‘Parking Lot Citys an Ugly Place’ Punk Inverted Images of Capital City

11 April 2018

Presented at: American Association of Geographers Annual Meeting, New Orleans LA

Does Ottawa even have a punk scene? Yes, buried beneath the carefully curated and manicured image of the National Capital, the punk scene hides… in plain sight. What about our image of punk and our image of Ottawa make their coexistence in the same space so unimaginable? Perhaps more importantly, from whose perspective and for whose ends are those images constructed? While the planning interests of “town and crown” notoriously and continually conflict, they are allowed to coexist and together form and reinforce the city’s identity. Perhaps it is because both agree that the National Capital ought to uphold the Great Canadian myth of multiculturalism and neoliberal democratic expectations of a safe, inclusive, and accessible city.
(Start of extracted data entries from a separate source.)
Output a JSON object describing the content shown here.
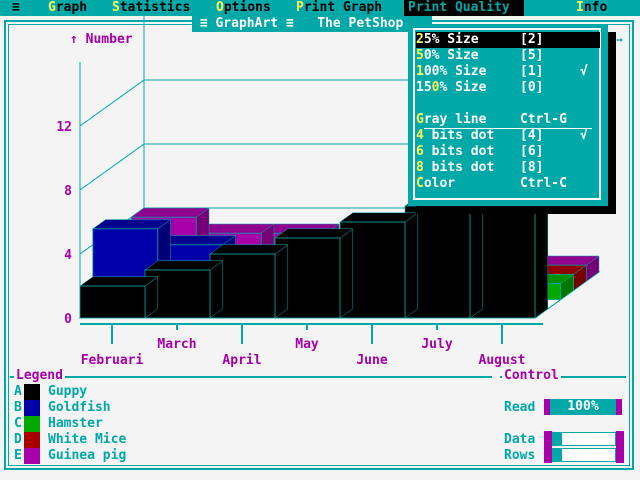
{
  "menu": {
    "system": "≡",
    "graph": {
      "hk": "G",
      "rest": "raph"
    },
    "statistics": {
      "hk": "S",
      "rest": "tatistics"
    },
    "options": {
      "hk": "O",
      "rest": "ptions"
    },
    "print_graph": {
      "hk": "P",
      "rest": "rint Graph"
    },
    "print_quality": "Print Quality",
    "info": {
      "hk": "I",
      "rest": "nfo"
    }
  },
  "window_title": " ≡ GraphArt ≡   The PetShop",
  "chart_data": {
    "type": "bar",
    "ylabel": "↑ Number",
    "y_ticks": [
      "0",
      "4",
      "8",
      "12"
    ],
    "ylim": [
      0,
      16
    ],
    "categories": [
      "Februari",
      "March",
      "April",
      "May",
      "June",
      "July",
      "August"
    ],
    "series": [
      {
        "name": "Guppy",
        "values": [
          2,
          3,
          4,
          5,
          6,
          7,
          7
        ],
        "color": "#000000"
      },
      {
        "name": "Goldfish",
        "values": [
          5,
          4,
          3,
          2,
          1,
          0,
          0
        ],
        "color": "#0000a8"
      },
      {
        "name": "Hamster",
        "values": [
          1,
          1,
          1,
          1,
          1,
          1,
          1
        ],
        "color": "#00a800"
      },
      {
        "name": "White Mice",
        "values": [
          1,
          1,
          1,
          1,
          1,
          1,
          1
        ],
        "color": "#a80000"
      },
      {
        "name": "Guinea pig",
        "values": [
          4,
          3,
          3,
          2,
          1,
          1,
          1
        ],
        "color": "#a800a8"
      }
    ]
  },
  "legend": {
    "title": "Legend",
    "items": [
      {
        "key": "A",
        "label": "Guppy",
        "color": "#000000"
      },
      {
        "key": "B",
        "label": "Goldfish",
        "color": "#0000a8"
      },
      {
        "key": "C",
        "label": "Hamster",
        "color": "#00a800"
      },
      {
        "key": "D",
        "label": "White Mice",
        "color": "#a80000"
      },
      {
        "key": "E",
        "label": "Guinea pig",
        "color": "#a800a8"
      }
    ]
  },
  "control": {
    "title": "Control",
    "read_label": "Read",
    "read_value": "100%",
    "data_label": "Data",
    "data_fraction": 0.15,
    "rows_label": "Rows",
    "rows_fraction": 0.15
  },
  "dropdown": {
    "items": [
      {
        "hk": "2",
        "pre": "",
        "post": "5% Size",
        "key": "[2]",
        "check": "",
        "selected": true
      },
      {
        "hk": "5",
        "pre": "",
        "post": "0% Size",
        "key": "[5]",
        "check": "",
        "selected": false
      },
      {
        "hk": "1",
        "pre": "",
        "post": "00% Size",
        "key": "[1]",
        "check": "√",
        "selected": false
      },
      {
        "hk": "0",
        "pre": "15",
        "post": "% Size",
        "key": "[0]",
        "check": "",
        "selected": false
      },
      {
        "hk": "G",
        "pre": "",
        "post": "ray line",
        "key": "Ctrl-G",
        "check": "",
        "selected": false
      },
      {
        "hk": "4",
        "pre": "",
        "post": " bits dot",
        "key": "[4]",
        "check": "√",
        "selected": false
      },
      {
        "hk": "6",
        "pre": "",
        "post": " bits dot",
        "key": "[6]",
        "check": "",
        "selected": false
      },
      {
        "hk": "8",
        "pre": "",
        "post": " bits dot",
        "key": "[8]",
        "check": "",
        "selected": false
      },
      {
        "hk": "C",
        "pre": "",
        "post": "olor",
        "key": "Ctrl-C",
        "check": "",
        "selected": false
      }
    ]
  }
}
From a punk(‘s) perspective, I argue that safety, inclusivity, and accessibility—or at least a particular image thereof—seem to be increasingly mobilized by the most privileged in our cities. Punks hold up a sometimes brutally honest mirror to the city and questions why it tries so hard to cover up what (or who) it tries to cover up. Punk disrupts our image of (dis)ease, (un)desirability, (im)purity, and (dis)order in our city, often by reproducing it only to subvert it again. In this paper, I draw on The Uses of Disorder (Sennett 1970) and Subculture the Meaning of Style (Hebdige 1979) as key urban cultural studies texts to guide my analysis of punk music, politics, and place-making tactics as counter-praxis in Canada’s capital city. (2013, Parking Lot City. Four-Stroke. on Work Today, Paid Today, Drunk Tonight.)